どら焼き屋店主を永瀬正敏さん、餡づくり名人徳江(とくえ)さんを樹木希林さんが演じる。樹木希林さんの演技は正にプロフェッショナル。心が揺さぶられた。日本アカデミー賞、最優秀主演女優賞は決まりかと。第三の人物である中学生を樹木希林さんの実のお孫さんが演じている。自然体で天衣無縫。彼女がこれからどんな役者さんになるか楽しみだ。

映画の詳細に触れるつもりはないが、時江さんはご近所さんでお客様でもある全生園さんの療養所に暮らしている。後半、話はハンセン病が軸になる。怒られるかもしれないが、重いテーマをどのように表現するのか興味はあった。

観賞の感想を述べさせていただくと、淡々に話は進行していく。ホントたんたんに静かに。それでいて心に深く鮮やかに刻まれる。徳江さんが語る「生きる」という定義は新たな価値観でした。しびれた。

この映画を私は銀座で観た(この作品を勧めていただいたHさんは所沢で観賞)。銀座のマダムたちにはどのように映っただろう?観賞後、多くの人は泣いていた。「どら焼き食べたくなるね」なんて声もきこえた。

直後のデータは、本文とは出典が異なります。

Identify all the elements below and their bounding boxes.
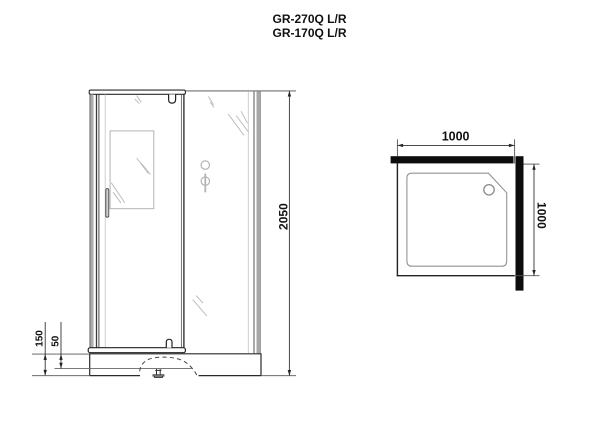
svg-text:150: 150 bbox=[35, 330, 46, 347]
svg-text:2050: 2050 bbox=[277, 203, 291, 230]
svg-text:1000: 1000 bbox=[534, 202, 548, 229]
svg-text:50: 50 bbox=[51, 335, 62, 347]
svg-text:GR-170Q L/R: GR-170Q L/R bbox=[273, 26, 347, 40]
svg-text:GR-270Q L/R: GR-270Q L/R bbox=[273, 12, 347, 26]
svg-text:1000: 1000 bbox=[442, 129, 470, 143]
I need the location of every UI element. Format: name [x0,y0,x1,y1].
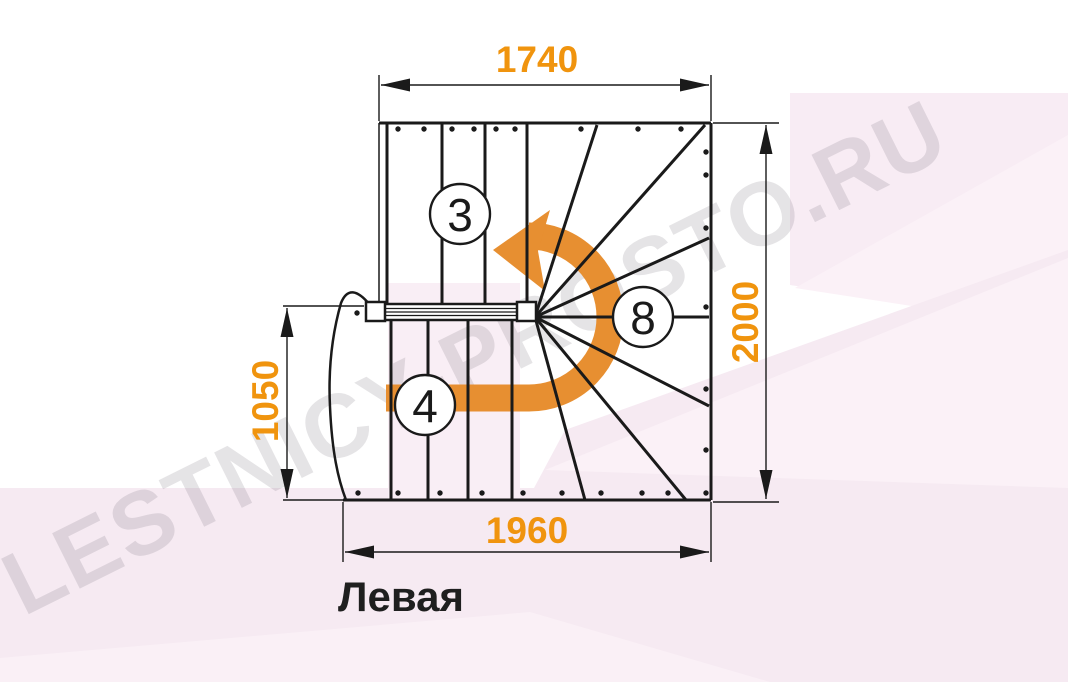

上映中、ハンセン病に関する説明はほぼない。多くを語らず静かなる問いかけに映画を観た人はきっと無知はダメだな、時江さんが自然や小豆の声にそうしたように、耳を傾けよう、そして知ろうとおもったに違いない。

良い映画でした。観賞後、外では奄美大島出身のカサリンチュが路上ミニライブをおこなっていた。「銀座も奄美も関係なく歌ってます」そう言っていた。